The Lesser Water Boatmen. It was the most remarkable recording I made last year. Who’d have thought they’d be in this tiny urban pocket habitat, the size of the corner of this room, which had been planted and nurtured by people from the Wildlife Trust, in this little reed bed? Below the surface there’s this community of insects, doing their thing and singing their heads off.

Or singing something else off… [a Lesser Water Boatman creates sound by banging its penis against its chest]
I should rephrase that. And such a population, such an amazing chorus. You can hear it coming up the reed stems. That was a most remarkable sound. It was really special.

Did you know they were there?
I love working with hydrophones, it’s like fishing for sound. I thought there might be water beetles in there.

So did you know what they were straight away?
Yes, I’d heard them before.

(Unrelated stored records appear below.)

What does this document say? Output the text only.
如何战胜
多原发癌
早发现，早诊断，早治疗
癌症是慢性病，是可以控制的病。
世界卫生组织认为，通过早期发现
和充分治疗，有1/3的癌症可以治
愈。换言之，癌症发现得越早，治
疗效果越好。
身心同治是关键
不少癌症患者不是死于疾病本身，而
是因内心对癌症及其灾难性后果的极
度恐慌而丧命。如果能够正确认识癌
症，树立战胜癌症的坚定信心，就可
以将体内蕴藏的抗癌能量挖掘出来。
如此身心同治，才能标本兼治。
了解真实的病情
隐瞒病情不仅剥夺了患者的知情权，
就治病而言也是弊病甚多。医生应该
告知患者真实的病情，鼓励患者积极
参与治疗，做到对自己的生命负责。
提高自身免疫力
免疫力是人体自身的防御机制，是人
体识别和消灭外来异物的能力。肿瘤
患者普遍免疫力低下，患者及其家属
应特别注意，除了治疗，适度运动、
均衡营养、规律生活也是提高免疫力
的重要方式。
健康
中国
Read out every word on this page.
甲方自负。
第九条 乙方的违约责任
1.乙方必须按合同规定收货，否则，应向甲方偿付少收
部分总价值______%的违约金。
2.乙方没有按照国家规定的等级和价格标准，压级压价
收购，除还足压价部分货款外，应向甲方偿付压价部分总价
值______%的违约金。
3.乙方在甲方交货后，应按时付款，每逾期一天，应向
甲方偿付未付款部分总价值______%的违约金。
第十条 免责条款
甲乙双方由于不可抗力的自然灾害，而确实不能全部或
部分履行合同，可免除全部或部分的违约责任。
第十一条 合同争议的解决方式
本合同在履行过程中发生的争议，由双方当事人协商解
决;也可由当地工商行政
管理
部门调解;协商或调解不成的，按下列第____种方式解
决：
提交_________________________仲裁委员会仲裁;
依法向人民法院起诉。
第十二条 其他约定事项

I’d heard them on The Fens (where I’d just made a radio programme about the fen raft spider) but nothing like the number that’s in Exhibition Park Lake. You’d expect to hear one or two, but there were hundreds.

Did you notice any absence of sounds, or unappealing sounds?
Police sirens, constantly. I felt I had to reflect that. There were very few recordings without police or ambulance sirens. It’s a constant reminder that you’re in the city.

Can you tell us about the Skylark that begins and ends the piece?
Shakespeare’s ‘ploughman’s clock’. They breed on the Town Moor. They broadcast their song, going up 200-300 feet and hover there for up to an hour, singing this silver stream of sound which just rains down from the sky. They’re a speck of sound that’s lost to sight. In that sense, like the sirens, you can’t fail to record it. It’s always the first sound on the moor. They start at 3am and they sing until 10pm. It’s the Town Moor’s signature sound.

What did you see on your dawn chorus walk on International Dawn Chorus Day? [a recording of which appears at the end of The Town Moor]
Relatively common birds: Skylark, all the Thrushes, Blackbird, Robin, Wren, Dunnock, Chaffinch. There were migrants there, which is very topical: Warblers from sub-Saharan Africa that’ve flown thousands of miles to nest on the Town Moor, like Willow Warblers and Whitethroats. It’s an international perspective, which I really enjoyed. The Moor is an important place for everyone in Newcastle no matter where they’re from.

What did you want people to get from the piece?
It’s a great privilege to present my work here. Normally I have to fly for 11 hours before I start work. It’s great to do something that I can see from the loft window of my house. You don’t need any great artistic justification with sound; you just sit here in the dark and you get it. It’s very powerful, almost visceral.

‘The Town Moor’ by Chris Watson is on at The Gallery at Tyneside Cinema, Newcastle until 24 July 2016, every hour between 10am and 5pm and Sundays 11am to 5pm.